By Kelley Carlson
What a difference a year makes.
Shortly before the 2011 West Coast Equestrians Junior-Amateur Medal Final, local teen Alexandra Ladove found herself in need of a new horse. She was outgrowing her equitation mount, Littlewood, so she bought a Dutch warmblood gelding named Schubert. Although Alex had had little time to get to know Schubert, she still competed with him in the event, but things didn’t go quite the way she had hoped.
“(I) hadn’t figured him out,” Alex explained.
But with plenty of practice, additional competitions and assistance from trainers Lori De Rosa and Lindsay Ransom, it appears that Schubert is indeed the perfect fit for 14-year-old Alex.
The duo won this year’s WCE Junior-Amateur Medal Final, held Nov. 13-16 in Burbank, as part of the Los Angeles National Horse Show.
It’s the biggest victory so far for the Rancho Santa Fe resident, who has been riding for about half of her life. Alex first became interested in horses as a young child in Florida, when she was invited to the house of a friend who had a pony.
“I went over there, and my friend led (the pony) around,” she said in an interview. “I really liked it.”
At age 7, Alex began taking lessons, and it wasn’t long before she participated in her first show, in a walk/trot class. Since then, Alex has competed in numerous events, and at age 12 she won the prestigious Onondarka Medal Final, whose past victors have included equestrian greats such as Susie Hutchison, Lise Quintero and Francie Steinwedell. Another of Alex’s major victories was the CPHA 14 and Under Championship, which she also won when she was 12.
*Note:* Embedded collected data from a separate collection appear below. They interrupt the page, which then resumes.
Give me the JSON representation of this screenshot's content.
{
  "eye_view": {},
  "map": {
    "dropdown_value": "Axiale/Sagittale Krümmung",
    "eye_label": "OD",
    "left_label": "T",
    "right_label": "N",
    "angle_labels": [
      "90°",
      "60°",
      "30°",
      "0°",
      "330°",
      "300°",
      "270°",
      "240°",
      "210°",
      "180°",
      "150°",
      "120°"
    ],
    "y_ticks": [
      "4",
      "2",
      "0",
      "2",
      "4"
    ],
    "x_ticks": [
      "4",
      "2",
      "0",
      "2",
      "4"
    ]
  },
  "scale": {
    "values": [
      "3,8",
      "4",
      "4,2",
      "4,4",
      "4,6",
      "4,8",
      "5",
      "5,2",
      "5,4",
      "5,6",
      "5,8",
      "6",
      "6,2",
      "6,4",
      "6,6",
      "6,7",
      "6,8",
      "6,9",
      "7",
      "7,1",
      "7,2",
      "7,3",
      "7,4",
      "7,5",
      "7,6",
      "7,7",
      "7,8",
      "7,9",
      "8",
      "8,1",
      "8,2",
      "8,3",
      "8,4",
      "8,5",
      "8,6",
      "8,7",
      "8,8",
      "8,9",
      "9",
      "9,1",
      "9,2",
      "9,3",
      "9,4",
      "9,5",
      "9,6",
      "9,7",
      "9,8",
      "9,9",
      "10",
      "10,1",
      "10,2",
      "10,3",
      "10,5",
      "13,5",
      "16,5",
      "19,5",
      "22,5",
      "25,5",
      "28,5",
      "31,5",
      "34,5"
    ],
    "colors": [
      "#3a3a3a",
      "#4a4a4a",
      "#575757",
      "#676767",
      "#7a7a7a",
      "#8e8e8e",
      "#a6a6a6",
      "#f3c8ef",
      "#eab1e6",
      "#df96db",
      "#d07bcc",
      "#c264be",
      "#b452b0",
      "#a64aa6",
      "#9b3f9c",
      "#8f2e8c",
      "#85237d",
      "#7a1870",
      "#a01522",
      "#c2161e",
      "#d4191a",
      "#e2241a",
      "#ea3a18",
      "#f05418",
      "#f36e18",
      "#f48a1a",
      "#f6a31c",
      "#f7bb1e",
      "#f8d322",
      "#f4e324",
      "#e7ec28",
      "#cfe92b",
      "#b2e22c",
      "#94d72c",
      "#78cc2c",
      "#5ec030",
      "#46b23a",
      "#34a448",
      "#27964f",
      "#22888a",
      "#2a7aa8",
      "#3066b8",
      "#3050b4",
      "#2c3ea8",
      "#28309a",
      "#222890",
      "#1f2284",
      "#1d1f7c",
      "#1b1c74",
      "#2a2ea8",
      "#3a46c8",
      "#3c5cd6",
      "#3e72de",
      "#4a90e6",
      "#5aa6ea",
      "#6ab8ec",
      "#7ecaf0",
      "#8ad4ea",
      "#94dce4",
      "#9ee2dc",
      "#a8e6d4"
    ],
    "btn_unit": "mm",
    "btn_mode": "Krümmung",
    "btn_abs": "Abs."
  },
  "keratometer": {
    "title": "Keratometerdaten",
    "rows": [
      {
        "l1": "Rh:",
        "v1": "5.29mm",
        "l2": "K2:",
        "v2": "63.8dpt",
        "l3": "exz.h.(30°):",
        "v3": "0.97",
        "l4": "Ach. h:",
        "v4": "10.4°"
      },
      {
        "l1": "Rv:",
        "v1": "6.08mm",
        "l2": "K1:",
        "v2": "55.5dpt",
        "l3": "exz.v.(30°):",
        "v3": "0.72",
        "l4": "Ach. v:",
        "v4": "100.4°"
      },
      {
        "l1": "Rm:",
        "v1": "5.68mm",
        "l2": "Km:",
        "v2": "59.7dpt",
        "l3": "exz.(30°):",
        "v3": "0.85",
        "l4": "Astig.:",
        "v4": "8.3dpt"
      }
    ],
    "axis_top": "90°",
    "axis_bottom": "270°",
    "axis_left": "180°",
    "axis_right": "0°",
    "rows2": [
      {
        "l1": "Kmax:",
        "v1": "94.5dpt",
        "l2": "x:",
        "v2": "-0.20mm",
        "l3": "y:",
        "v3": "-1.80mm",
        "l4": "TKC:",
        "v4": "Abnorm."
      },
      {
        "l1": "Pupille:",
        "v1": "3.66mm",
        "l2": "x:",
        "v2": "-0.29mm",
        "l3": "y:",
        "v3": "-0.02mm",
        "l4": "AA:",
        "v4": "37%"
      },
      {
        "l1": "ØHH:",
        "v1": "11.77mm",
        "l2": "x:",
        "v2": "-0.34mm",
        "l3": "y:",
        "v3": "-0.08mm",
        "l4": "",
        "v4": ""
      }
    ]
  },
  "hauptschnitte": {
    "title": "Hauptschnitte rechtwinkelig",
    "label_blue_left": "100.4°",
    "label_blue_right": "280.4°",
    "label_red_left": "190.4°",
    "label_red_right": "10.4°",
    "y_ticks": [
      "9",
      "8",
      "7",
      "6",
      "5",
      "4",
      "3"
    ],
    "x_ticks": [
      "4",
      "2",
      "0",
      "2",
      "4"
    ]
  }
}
To be eligible for the 2012 WCE Junior-Amateur Medal Final, open to all ages, Alex worked on accumulating at least 10 points in WCE Junior-Amateur qualifying classes over the last year.
The medal final was divided into three rounds. The first consisted of a “power and speed” course of jumps, and riders were given a maximum of 50 seconds to complete it. Judges scored riders on their equitation — or horsemanship — style, and points were deducted if rails were knocked down or the horse-and-rider team exceeded the time limit.
“The class is about being able to ride a jumper round and take efficient tracks and make good turns, but also the rider has to look good and have a good plan,” judge DiAnn Langer explained in a news release.
“It came down to who was the most effective rider, yet was still under the time allowed,” judge Patricia Griffith added in a news release. “Rails were counted heavily against them, so riders had to be careful. It was a fine line between being very smooth and having a good time.”
Alex and Schubert earned 85 points and had a clear round — meaning no rails were knocked down — just under the time permitted.
Round two of the finals involved another jumper-style course, and horses and riders were given 79 seconds to complete it. As with the first course, points were deducted for rail knock-downs and time penalties. Alex scored 83 for the second course, after receiving a 4-point penalty for taking down one rail.
For the final round, the top 15 were brought back to compete over a speed — or jump-off — styled course. Riders started in reverse order of score, with Alex among the top three.
Once again, Alex scored an 85, and ended up leading the class from start to finish, winning by five points.
“She was the most consistent for sure,” Langer said in a news release. “Some of the other riders had to climb their way up into the ribbons, but she stayed on top the entire competition. She has beautiful style, and her rounds were smooth.”
As champion of the WCE Junior-Amateur Medal Final, Alex received a trophy, ribbons, customized saddle, flowers and a cake.
“I was so excited — I had worked so hard all year,” Alex said. “It took all year to get used to Schubert. He has a really long stride. I’m so happy it all paid off.”
The medal final wasn’t Alex’s only victory at this year’s L.A. National Horse Show. She also took first in the Platinum Performance/USEF Show Jumping Talent Search, ASPCA Horsemanship and Washington International Equitation classes.
“Alex is extremely focused and calm for her age,” said her father, Larry Ladove. “We think that she can achieve whatever she sets her mind to and look forward to her pursuing her dreams.”
The teen, who studies with the Laurel Springs School — an online private school that offers college prep academics — said she plans to resume competing at the end of January or the beginning of February, once the new show season begins.